The new 24.60 euro offer, made a few hours before Friday's 1700 GMT deadline, valued the holiday operator at 939 million euros (736.47 million pounds). It is the eighth offer Club Med investors have been asked to evaluate since May 2013 when Guo first offered 17 euros.

The new offer will give Club Med "an opportunity to grow, with more resources, in its domestic market and in foreign markets where it must develop today," Jiannong Qian, head of Guo's Gaillon Invest II vehicle, told a news conference.

France's AMF regulator set a new deadline of 1700 GMT (5.00 p.m. BST) on Jan. 7 for Bonomi's Global Resorts vehicle to make another counterbid. A spokesman for Global Resorts said on Friday it was reviewing all its options.
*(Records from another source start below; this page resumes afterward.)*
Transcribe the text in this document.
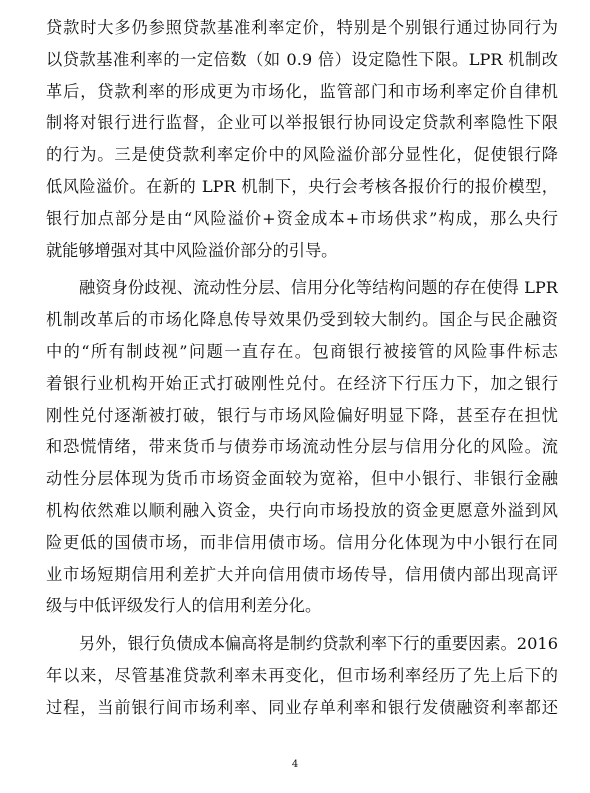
贷款时大多仍参照贷款基准利率定价，特别是个别银行通过协同行为
以贷款基准利率的一定倍数（如 0.9 倍）设定隐性下限。LPR 机制改
革后，贷款利率的形成更为市场化，监管部门和市场利率定价自律机
制将对银行进行监督，企业可以举报银行协同设定贷款利率隐性下限
的行为。三是使贷款利率定价中的风险溢价部分显性化，促使银行降
低风险溢价。在新的 LPR 机制下，央行会考核各报价行的报价模型，
银行加点部分是由“风险溢价+资金成本+市场供求”构成，那么央行
就能够增强对其中风险溢价部分的引导。
融资身份歧视、流动性分层、信用分化等结构问题的存在使得 LPR
机制改革后的市场化降息传导效果仍受到较大制约。国企与民企融资
中的“所有制歧视”问题一直存在。包商银行被接管的风险事件标志
着银行业机构开始正式打破刚性兑付。在经济下行压力下，加之银行
刚性兑付逐渐被打破，银行与市场风险偏好明显下降，甚至存在担忧
和恐慌情绪，带来货币与债券市场流动性分层与信用分化的风险。流
动性分层体现为货币市场资金面较为宽裕，但中小银行、非银行金融
机构依然难以顺利融入资金，央行向市场投放的资金更愿意外溢到风
险更低的国债市场，而非信用债市场。信用分化体现为中小银行在同
业市场短期信用利差扩大并向信用债市场传导，信用债内部出现高评
级与中低评级发行人的信用利差分化。
另外，银行负债成本偏高将是制约贷款利率下行的重要因素。2016
年以来，尽管基准贷款利率未再变化，但市场利率经历了先上后下的
过程，当前银行间市场利率、同业存单利率和银行发债融资利率都还
4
The AMF has been seeking to bring the process to an end by reducing the deadline period after each bid.

It said that after Jan. 7, the deadline for a new bid would be seven trading days instead of 10. If the regulator feels the process has gone on too long, it still has the option to ask for final, sealed bids.

Club Med shares, suspended ahead of Friday's announcement, rose to 25.05 euros after resuming trading, their highest since September 2008, suggesting investors expect the battle to continue. The stock is up 44 percent this year.

Guo and Bonomi have been raising their bids in turn for months. Both men see turnaround potential in a business damaged by the weak economy in its core European market and by a stalled attempt to move up market.

Club Med management has consistently backed Guo's offer.

The Guo camp also said on Friday that it could consider a delisting of Club Med. Bonomi is also in favour of a delisting.

Guo, who Forbes estimates has a net worth of about $4.3 billion, has described Club Med as an ideal investment to tap booming Chinese demand for the kind of leisure it offers for its harried and increasingly affluent city dwellers.

Gaillon Invest II is majority controlled by Guo's Fosun conglomerate (>> Fosun International Limited). It now comprises Fosun with a 62.6 percent stake, Portuguese insurer Fidelidade with 20 percent, French private equity partner Ardian with 5.8 percent, the management of Club Med with 2.9 percent and Chinese travel agency U-Tour with 8.7 percent.

Club Med said in a statement after the close of trading that following the new offer, its board had decided to postpone the annual general shareholders meeting that had been scheduled for Jan. 12. A new date will be set later.